The Break-Even Analysis

Dave gives Dora a break-even analysis, where she can learn if it's worth it to refinance her house.

QUESTION: Dora and her husband make $200,000 and have no kids. They only owe $99,000 on their home, and it’s worth $130,000. They are in their third year of a 15-year mortgage at 7.25% interest. Should they refinance at a 6.5% rate if they spend $4,000 in closing costs? Dave tells them how to do a break-even analysis.

ANSWER: Doing that saves you three-quarters of a point; on a $100,000 mortgage, that equals out to about $750 a year. If it costs you $4,000 in closing costs, then it would take you 5 years to get your money back. That’s not a good deal because that $4,000 probably includes points.

You need to get a par quote for a refinance, which is zero points and zero origination. Then analyze it again … based on that scenario, you would save half a point instead of three quarters, but if you only had $2,000 in closing costs with that, then it would take me 4 years to recoup the cost. If you’re going to be in the house longer than 4 years, then it’s worth it. But you’re not going to make any money on the refinance until you paid your closing costs back with the interest money you saved.

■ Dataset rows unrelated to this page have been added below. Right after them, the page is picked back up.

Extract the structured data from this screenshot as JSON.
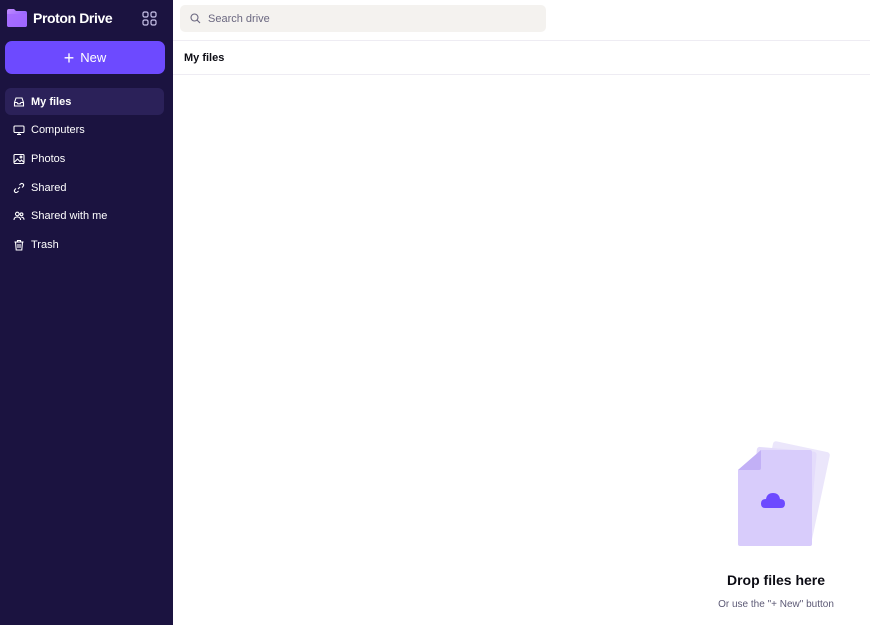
{
  "app": {
    "name": "Proton Drive"
  },
  "sidebar": {
    "new_label": "New",
    "items": [
      {
        "label": "My files",
        "icon": "drive-icon",
        "active": true
      },
      {
        "label": "Computers",
        "icon": "monitor-icon",
        "active": false
      },
      {
        "label": "Photos",
        "icon": "image-icon",
        "active": false
      },
      {
        "label": "Shared",
        "icon": "link-icon",
        "active": false
      },
      {
        "label": "Shared with me",
        "icon": "users-icon",
        "active": false
      },
      {
        "label": "Trash",
        "icon": "trash-icon",
        "active": false
      }
    ]
  },
  "search": {
    "placeholder": "Search drive",
    "value": ""
  },
  "main": {
    "title": "My files",
    "empty_title": "Drop files here",
    "empty_subtitle": "Or use the \"+ New\" button"
  },
  "colors": {
    "sidebar_bg": "#1b1340",
    "accent": "#6d4aff",
    "active_item": "#2b2159"
  }
}
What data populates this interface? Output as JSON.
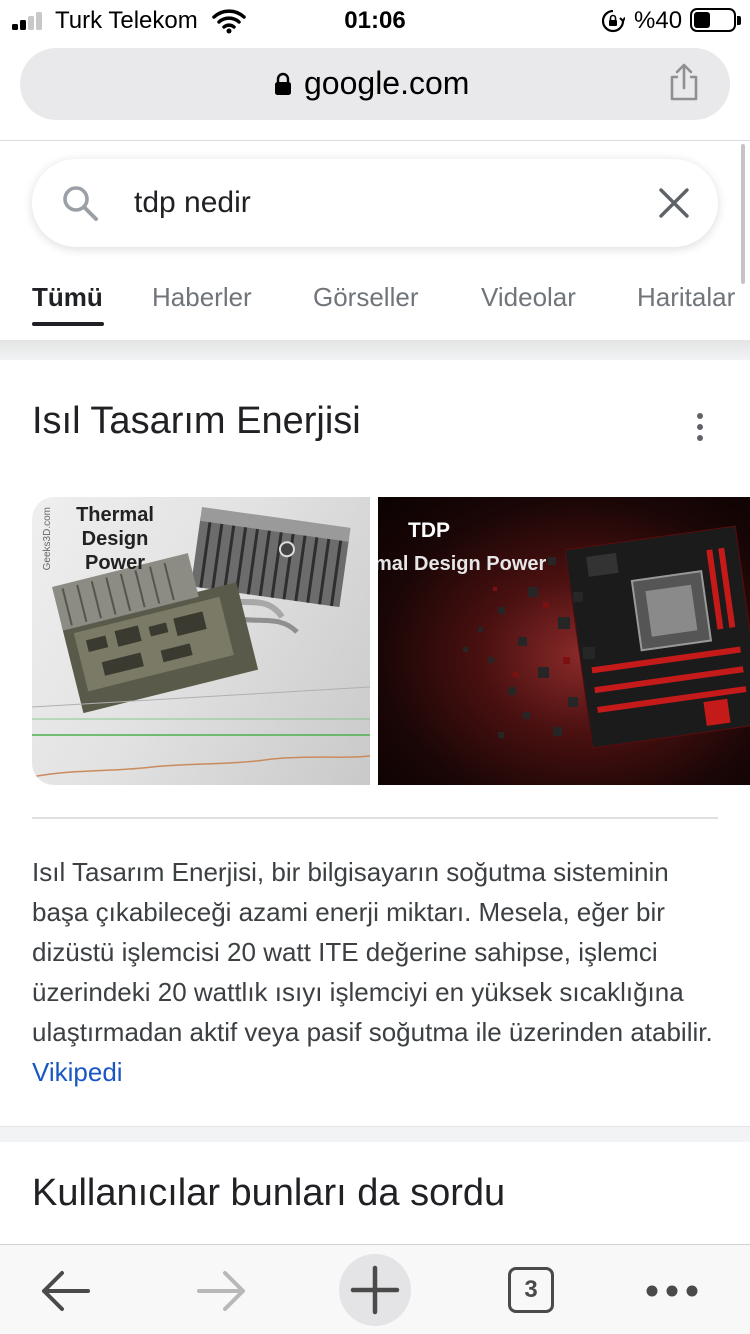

That’s called a break-even analysis. Just divide your costs by your savings, and it tells you how many years it takes you to get your money back. If you’re going to keep the home longer than that, then it makes sense to refinance. You are in a borderline situation as to whether it will make sense or not. If rates drop again, I would put you in the category to do that. But right now, you’re borderline.